Sunday, May 27, 2007

.Net 2.0 has been out for a while and it seems that 'generics' have not made it into unit test frameworks (that I know of). When I write unit tests for generics, I don't want to have to instantiate them!

For example, if I have an generic interface,

interface IFoo<T> {...}

then I'd really like to write this kind of test and let the test framework figure out an interresting instantiation (i.e. choice of T):

[Test]
public void Test<T>(IFoo<T> foo) { ... }

In the example above, System.Object can be trivially used to instantiate IFoo<T>. Of course, things get more interresting when mixing type argument, method argument and constraints :)

interface IFoo<T>
{
    R Bar<R>(T t)
     where R : IEnumerable<T>
}

In Pex, we've started to look at this problem... stay tuned.

Friday, June 01, 2007 9:26:39 AM UTC
Cool, I'm really looking forward to Pex. This something that will be available post-Orcas?

p.s. your link to pex is research.microsoft.com/owa, which appears wrong.

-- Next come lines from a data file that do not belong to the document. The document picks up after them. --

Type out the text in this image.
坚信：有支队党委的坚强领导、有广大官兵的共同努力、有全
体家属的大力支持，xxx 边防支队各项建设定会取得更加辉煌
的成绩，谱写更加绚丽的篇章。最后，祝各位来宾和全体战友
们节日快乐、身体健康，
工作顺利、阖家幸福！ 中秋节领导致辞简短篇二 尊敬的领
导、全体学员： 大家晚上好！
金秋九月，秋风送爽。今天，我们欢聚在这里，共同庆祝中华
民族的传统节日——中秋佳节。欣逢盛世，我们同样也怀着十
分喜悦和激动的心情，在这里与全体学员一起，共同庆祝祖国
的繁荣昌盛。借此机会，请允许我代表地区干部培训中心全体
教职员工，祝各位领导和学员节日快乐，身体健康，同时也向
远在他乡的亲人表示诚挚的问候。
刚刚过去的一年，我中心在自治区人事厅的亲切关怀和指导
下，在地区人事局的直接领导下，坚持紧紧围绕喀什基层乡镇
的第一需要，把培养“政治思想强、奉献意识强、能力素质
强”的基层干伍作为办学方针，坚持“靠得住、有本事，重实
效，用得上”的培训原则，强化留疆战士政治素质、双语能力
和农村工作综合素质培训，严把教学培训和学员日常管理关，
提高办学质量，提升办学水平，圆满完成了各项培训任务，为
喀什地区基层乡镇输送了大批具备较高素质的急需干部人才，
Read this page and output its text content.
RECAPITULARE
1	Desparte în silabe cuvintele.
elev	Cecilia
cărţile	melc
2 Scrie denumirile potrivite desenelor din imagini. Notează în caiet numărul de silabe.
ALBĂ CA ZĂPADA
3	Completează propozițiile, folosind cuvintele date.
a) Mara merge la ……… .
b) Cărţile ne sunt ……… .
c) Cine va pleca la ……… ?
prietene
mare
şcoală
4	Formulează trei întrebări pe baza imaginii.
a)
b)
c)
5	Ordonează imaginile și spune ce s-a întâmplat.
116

Since o, w, and a are about 1 keyboard letter way from p, e, and x, I assume it was a typo. :-)
Saturday, June 02, 2007 12:44:50 PM UTC
Thanks I fixed the link (http://research.microsoft.com/pex)...

We working hard a ways to get Pex out in the wild. Currently, I cannot give you timeline when this will happen (unfortunately).
Sunday, June 03, 2007 1:01:47 AM UTC
Cool, thanks Jonathan. I'm glad you guys are looking to put this out in the wild. You know, even some preview releases on MS Research would absolutely rock.

I'd love to play with this; seems like it would save us hours every day as we manually are churning out unit tests.